I think the current situation really puts a fine point on what clients’ mix was going into this. If they were a little hot into the investment side, which a lot of people were, because back to 2008, we’d been rewarded for hanging in there and staying in the market with an ever-increasing percentage of our assets in equities, that may have been a structural change that needed to be looked at prior to coming into this. Now they’re feeling that volatility; that’s a little uncomfortable. It’s kind of the analogy about being careful of averages. If you had a lump of burning hot coal in one hand and a chunk of ice in the other, on the average, you’re supposed to be doing pretty good, right?
So it’s important, I think, to make the distinction between what should be at risk and what shouldn’t be. And after the smoke clears, we’ll see if we get the V-shape event that we’re looking for that happened in 1917, that’s happened almost every time there’s a transitory issue with the market. It means we know there’s a beginning, middle and end — this is different than a threat that’s underlying and boiling all the time. This isn’t. This will be over at some point.

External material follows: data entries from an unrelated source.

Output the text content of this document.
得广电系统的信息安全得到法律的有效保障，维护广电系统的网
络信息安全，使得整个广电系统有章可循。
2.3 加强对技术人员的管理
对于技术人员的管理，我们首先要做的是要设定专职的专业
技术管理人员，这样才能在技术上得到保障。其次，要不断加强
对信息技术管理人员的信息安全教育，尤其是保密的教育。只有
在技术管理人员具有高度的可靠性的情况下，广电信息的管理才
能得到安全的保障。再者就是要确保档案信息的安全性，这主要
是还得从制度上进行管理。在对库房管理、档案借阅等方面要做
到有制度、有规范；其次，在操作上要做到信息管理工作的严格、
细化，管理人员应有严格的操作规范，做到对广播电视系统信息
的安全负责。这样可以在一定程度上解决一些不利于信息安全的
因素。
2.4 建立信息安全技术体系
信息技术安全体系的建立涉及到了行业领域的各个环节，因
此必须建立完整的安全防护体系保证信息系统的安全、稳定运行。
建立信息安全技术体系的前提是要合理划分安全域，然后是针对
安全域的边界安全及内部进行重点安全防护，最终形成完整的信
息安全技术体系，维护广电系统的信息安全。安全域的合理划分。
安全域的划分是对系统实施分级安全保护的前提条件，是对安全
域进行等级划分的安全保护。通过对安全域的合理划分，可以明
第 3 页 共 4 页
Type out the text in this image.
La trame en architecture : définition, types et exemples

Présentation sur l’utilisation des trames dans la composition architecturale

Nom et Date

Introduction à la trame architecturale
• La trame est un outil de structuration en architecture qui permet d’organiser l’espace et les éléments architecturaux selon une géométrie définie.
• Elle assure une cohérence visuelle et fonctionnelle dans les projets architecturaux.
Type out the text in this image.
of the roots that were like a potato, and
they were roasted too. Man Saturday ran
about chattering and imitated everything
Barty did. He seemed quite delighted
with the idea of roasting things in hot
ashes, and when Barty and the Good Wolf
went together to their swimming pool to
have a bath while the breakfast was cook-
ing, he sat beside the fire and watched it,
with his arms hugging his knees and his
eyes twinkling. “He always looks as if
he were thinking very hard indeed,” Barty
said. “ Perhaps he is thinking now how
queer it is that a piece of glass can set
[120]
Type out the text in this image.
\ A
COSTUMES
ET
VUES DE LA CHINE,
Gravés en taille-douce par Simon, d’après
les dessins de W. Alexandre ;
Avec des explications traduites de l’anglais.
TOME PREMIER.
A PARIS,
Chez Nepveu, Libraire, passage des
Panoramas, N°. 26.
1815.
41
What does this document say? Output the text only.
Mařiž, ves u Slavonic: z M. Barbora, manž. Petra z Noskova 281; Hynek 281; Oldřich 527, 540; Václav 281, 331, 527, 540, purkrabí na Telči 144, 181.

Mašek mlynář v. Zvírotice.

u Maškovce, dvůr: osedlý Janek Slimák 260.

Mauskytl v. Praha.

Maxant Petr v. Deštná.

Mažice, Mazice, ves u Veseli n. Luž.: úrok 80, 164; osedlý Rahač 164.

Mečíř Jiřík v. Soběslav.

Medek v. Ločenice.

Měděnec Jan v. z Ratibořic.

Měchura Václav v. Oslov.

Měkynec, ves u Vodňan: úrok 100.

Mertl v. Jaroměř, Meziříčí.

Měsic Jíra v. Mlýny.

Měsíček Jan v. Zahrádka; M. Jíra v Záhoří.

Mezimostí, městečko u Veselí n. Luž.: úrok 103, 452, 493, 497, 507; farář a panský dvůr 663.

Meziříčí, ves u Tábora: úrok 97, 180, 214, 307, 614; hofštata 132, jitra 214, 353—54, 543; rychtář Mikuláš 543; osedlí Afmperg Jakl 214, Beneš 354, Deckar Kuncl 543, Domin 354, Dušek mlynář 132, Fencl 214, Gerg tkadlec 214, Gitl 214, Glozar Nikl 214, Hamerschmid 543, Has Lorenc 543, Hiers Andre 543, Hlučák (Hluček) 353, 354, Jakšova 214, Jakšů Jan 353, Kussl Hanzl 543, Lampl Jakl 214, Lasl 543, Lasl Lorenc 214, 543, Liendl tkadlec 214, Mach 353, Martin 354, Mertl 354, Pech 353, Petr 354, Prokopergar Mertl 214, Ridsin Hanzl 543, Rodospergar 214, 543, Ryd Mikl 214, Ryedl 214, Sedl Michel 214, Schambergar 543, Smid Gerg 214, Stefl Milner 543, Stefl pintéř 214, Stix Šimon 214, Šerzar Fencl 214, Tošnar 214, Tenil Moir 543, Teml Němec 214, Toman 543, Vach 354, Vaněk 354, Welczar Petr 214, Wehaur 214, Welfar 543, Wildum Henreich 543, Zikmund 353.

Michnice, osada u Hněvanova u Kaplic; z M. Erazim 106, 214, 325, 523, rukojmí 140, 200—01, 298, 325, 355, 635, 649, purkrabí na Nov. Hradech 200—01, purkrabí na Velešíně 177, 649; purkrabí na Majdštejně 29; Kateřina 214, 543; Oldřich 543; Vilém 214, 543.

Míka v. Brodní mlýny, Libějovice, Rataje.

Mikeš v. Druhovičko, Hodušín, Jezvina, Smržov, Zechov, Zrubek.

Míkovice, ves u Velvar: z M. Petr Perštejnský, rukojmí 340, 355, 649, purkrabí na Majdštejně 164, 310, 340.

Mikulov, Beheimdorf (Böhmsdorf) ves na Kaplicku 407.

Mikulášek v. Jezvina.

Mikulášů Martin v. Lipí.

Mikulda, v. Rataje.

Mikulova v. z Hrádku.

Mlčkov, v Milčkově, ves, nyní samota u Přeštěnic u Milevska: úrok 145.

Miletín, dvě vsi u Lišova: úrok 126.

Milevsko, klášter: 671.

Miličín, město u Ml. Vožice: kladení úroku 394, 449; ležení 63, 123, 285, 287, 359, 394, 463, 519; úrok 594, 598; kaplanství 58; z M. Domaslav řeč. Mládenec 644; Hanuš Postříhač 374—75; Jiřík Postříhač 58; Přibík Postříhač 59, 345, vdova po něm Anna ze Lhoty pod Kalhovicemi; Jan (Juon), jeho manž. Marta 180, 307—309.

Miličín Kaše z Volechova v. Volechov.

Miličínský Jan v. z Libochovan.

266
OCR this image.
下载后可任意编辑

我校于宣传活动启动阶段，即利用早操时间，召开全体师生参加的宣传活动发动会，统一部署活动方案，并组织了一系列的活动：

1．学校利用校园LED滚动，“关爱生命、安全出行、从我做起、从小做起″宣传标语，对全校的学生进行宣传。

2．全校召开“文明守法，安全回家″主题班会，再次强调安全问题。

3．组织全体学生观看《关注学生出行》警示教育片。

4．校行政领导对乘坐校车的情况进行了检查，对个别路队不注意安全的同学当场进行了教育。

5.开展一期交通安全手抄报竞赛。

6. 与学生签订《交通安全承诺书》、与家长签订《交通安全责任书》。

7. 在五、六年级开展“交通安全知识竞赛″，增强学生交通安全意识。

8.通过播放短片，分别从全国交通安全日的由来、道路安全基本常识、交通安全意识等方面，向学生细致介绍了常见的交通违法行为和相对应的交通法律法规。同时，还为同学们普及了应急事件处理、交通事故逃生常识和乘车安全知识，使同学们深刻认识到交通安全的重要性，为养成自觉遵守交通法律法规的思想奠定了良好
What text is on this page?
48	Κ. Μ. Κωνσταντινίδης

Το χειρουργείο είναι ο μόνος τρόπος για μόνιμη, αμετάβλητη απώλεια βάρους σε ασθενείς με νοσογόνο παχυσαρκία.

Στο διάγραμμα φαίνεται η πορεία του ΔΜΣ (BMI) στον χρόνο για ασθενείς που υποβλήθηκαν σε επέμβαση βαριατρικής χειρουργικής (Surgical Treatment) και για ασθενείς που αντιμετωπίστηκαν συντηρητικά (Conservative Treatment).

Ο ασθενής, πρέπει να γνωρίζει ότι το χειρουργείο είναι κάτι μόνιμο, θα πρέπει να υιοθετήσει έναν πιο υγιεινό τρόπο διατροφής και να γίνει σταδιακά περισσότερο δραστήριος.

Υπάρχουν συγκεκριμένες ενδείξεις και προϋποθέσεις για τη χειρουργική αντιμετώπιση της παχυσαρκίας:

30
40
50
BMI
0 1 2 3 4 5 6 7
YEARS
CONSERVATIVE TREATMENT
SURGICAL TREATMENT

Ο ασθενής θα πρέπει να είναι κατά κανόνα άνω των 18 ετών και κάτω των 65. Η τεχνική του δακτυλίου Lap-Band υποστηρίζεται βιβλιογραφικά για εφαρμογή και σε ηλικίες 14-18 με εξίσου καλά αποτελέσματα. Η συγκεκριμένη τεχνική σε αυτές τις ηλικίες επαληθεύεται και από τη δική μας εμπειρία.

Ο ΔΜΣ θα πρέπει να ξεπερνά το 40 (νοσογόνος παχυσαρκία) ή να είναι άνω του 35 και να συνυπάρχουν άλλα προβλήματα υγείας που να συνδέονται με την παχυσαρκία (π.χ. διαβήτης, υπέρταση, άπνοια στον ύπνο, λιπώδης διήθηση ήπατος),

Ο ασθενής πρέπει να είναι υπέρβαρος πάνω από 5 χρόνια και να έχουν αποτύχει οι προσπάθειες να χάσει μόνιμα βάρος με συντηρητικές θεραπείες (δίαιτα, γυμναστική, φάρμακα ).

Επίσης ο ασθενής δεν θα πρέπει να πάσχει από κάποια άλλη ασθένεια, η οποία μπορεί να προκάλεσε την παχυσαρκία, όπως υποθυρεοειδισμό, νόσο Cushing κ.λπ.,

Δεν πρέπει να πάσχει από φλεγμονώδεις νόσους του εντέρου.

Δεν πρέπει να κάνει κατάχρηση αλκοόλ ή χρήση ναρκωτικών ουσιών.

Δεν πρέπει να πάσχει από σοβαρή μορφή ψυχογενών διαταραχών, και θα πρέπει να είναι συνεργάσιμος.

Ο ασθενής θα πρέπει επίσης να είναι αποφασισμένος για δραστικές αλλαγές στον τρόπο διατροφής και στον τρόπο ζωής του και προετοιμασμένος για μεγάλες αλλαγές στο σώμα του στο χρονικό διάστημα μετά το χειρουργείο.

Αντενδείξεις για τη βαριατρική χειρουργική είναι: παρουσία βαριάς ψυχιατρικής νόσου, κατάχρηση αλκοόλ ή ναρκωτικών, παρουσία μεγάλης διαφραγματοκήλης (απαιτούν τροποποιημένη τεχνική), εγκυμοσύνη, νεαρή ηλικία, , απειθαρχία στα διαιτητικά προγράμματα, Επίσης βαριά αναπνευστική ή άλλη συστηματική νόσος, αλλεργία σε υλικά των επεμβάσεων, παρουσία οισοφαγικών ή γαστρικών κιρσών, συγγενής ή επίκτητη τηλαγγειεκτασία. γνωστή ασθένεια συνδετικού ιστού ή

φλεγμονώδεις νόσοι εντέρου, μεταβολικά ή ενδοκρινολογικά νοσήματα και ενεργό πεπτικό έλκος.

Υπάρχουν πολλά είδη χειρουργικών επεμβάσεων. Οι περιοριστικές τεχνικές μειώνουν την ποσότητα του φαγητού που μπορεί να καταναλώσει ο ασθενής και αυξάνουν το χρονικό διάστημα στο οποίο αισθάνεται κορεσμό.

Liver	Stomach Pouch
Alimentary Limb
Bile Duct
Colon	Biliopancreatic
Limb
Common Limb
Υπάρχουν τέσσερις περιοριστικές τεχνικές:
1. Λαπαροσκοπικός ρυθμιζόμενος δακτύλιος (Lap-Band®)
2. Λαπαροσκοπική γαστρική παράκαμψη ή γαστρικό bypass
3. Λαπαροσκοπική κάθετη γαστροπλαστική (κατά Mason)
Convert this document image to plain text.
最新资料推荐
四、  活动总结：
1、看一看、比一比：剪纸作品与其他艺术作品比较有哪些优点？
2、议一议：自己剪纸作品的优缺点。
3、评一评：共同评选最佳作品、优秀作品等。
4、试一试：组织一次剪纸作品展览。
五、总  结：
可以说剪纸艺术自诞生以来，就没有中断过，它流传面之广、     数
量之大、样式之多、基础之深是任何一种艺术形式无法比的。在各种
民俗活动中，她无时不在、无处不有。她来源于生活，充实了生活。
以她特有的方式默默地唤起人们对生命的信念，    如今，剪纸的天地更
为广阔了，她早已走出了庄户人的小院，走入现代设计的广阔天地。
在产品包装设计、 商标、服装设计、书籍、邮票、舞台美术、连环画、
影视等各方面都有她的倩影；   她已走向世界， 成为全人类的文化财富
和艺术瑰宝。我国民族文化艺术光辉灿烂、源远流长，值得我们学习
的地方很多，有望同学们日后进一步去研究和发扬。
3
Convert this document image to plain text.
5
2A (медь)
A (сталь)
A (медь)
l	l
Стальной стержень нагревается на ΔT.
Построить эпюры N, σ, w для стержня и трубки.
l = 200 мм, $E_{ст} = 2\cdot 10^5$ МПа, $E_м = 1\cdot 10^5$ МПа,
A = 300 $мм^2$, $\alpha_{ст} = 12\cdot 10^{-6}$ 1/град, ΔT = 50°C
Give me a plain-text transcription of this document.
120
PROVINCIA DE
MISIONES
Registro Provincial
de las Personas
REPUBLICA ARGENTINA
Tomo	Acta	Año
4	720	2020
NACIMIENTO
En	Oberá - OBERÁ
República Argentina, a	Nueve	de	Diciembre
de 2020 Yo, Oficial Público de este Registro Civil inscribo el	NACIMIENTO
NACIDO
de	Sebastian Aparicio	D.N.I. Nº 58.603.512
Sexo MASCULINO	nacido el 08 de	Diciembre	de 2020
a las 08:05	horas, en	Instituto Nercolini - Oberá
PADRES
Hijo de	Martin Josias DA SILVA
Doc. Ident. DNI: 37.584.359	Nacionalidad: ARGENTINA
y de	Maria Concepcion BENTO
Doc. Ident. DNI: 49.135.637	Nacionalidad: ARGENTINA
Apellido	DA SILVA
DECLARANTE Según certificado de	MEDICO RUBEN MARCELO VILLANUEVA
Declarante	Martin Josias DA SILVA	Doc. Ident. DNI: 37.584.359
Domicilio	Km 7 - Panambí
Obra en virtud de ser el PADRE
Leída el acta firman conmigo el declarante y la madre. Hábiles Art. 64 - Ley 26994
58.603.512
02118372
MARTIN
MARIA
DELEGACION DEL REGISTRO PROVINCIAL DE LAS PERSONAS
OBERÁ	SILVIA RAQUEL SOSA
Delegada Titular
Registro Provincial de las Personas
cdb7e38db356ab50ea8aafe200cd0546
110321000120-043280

So I think that that gives us lots of hope, not only as business people, but also as we look out for our clients’ interests as well. We know it’ll be over. So we’re asking them for their forbearance and their patience in this matter so they can see it through. I like to call it “clicking on the high beams.” Yeah, there are a couple of potholes in the road here. But if we flip on those high beams, look how smooth it is down the way. We’ve got to look beyond the 10 feet in front of our car. If we do that, I think that they’ll realize, yeah, maybe we’re a little heavy in these equities. Look, when this is all over, we’re going to get together, and we’re going to set that straight. So we’re going to have some of your safe money that we know you can’t lose.